Ask most HR managers and others in charge of hiring for companies and they will tell you that LinkedIn is one of their preferred tools for searching for prospective employees and doing research on applicants. With over 450 million users, LinkedIn is the behemoth of professional connecting sites. Setting up a profile is easy, and there are a variety of levels of membership. If possible, use a professional headshot for the profile photo, and start connecting to others as soon as your information is completely updated.

Look at profiles of others who are in jobs you find interesting to get an idea of what skills and training are useful in those positions.

To get a professionally done resume, search on Google for career counselors in your community, or ask friends and colleagues for referrals. Be sure you understand exactly what you will get before handing over any money.

Anyone can call themselves a career counselor, so good references are important.

Resumes can be done online at a much lower cost, and for many job seekers this is a good start - but if you find that there is not much response to your inquiries, it might be worth the expense of having a professional take a look at your information.

Clean Up Your Social Media

It goes without saying that any hiring manager will search Facebook, Twitter, Instagram and Tumblr for anything about you if they are seriously considering interviewing or hiring you for their company. Be sure to purge your profiles of any photos that are less-than appropriate. Use common sense when deciding whether something should stay or go. Some advise to completely delete your accounts.

College Alumni - an Important Resource

Even if your young adult has returned home from a school that is a long distance away, chances are there are alumni groups or associations to tap into.

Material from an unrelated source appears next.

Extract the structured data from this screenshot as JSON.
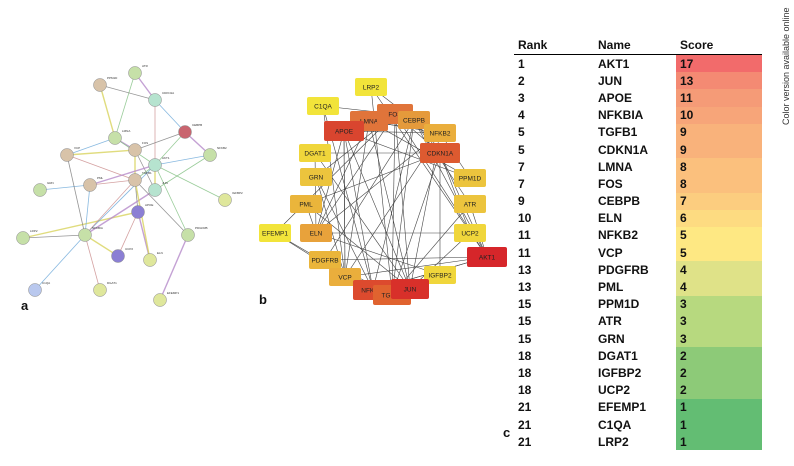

Whether they are meeting up in real life or online, Alumni groups offer the opportunity to reach out to people with various careers for information, insight and possibly mentoring. 

Other excellent resources for those who were in the Greek system are fraternity or sorority alumni groups.


Staying connected to friends from college is a smart and strategic way to keep up with the careers of classmates. Reaching out to a dorm mate or a sorority sister can sometimes be a good way to hear of job openings at companies of interest.

Looking for a Job is a Full Time Job

There is no question that job hunting is a tedious and exhausting process. Staying positive in the face of little or no response to inquiries can be not only difficult but defeating. Even so, it's essential to keep trying, Monday through Friday, to find the job that will be right for you. Schedule job hunting into each day along with workouts, drinks with friends or any other activity. If there are no new jobs to apply for, do research in your field of interest, whether online or by reading a book or newspaper. Keep up with the latest information so you will be well-informed when you do have the opportunity to meet with a prospective employer.


Don't Forget to Say Thank You

You may have to best interview ever, but if you neglect to thank the person you met with, you will not get the job. As soon as you are done with the interview, send an email directly to the person who you talked to, and recap a few of the highlights of your conversation. Though you may not be the chosen candidate for this position, you will stay top-of-mind for future opportunities.